Saturday big picture, Marcus. Pull the threads together for me.

Marcus

Today's stories all sit on one fault line, Kate. The frontier-AI economy is consolidating, fast. Google just put forty billion into Anthropic, four days after Amazon put in twenty-five billion. Three hyperscalers, one model maker, capital flowing in a circle that routes most of the spend straight back into cloud revenue. Tesla quietly bought a two-billion-dollar AI hardware company without telling shareholders. OpenAI doubled its prices this week. And on the other side of the wall, DeepSeek handed away a frontier-class open-source model for one-tenth the price.

Kate

And the capability story at the bottom of all of it.

Marcus

One lab is voluntarily withholding a model on national-security grounds while a competitor ships the equivalent openly.
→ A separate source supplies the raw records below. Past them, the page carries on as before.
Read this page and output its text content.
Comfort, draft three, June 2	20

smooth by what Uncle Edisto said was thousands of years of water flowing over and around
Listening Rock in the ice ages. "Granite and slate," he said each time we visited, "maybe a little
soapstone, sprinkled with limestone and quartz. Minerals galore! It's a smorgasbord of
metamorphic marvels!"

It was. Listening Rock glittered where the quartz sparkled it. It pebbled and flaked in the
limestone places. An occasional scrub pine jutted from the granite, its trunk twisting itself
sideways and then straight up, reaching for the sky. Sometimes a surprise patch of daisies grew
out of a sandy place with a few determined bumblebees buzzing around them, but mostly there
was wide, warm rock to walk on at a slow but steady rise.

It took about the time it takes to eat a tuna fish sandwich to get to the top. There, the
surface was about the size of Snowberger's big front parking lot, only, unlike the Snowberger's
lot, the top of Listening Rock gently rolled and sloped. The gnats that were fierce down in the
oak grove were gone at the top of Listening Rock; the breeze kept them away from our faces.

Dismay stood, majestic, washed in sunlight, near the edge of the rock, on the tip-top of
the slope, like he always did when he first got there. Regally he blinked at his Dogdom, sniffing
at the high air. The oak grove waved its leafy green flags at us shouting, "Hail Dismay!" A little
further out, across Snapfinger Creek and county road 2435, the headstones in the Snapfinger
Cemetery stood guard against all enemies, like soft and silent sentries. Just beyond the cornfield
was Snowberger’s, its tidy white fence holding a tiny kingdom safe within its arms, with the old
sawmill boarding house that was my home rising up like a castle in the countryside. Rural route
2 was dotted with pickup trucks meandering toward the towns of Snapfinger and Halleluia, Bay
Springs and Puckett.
A single AI image can shut down a city's emergency response for nine days. And one engineer with Claude can ship a year of compiler work in a month. The compute race is no longer about who builds the best model. It's about who survives commodification while the technology itself races past every institutional capacity to absorb it.

Kate

One line to close.

Marcus

The capital flowing into Anthropic this week is the largest bet anyone has ever placed on a private AI company, Kate, and it might still not be enough to outrun the open-weight floor coming out of China. That's the 2026 AI economy in a sentence.

Kate

That's your AI in 15 for Saturday, April 25, 2026. See you tomorrow.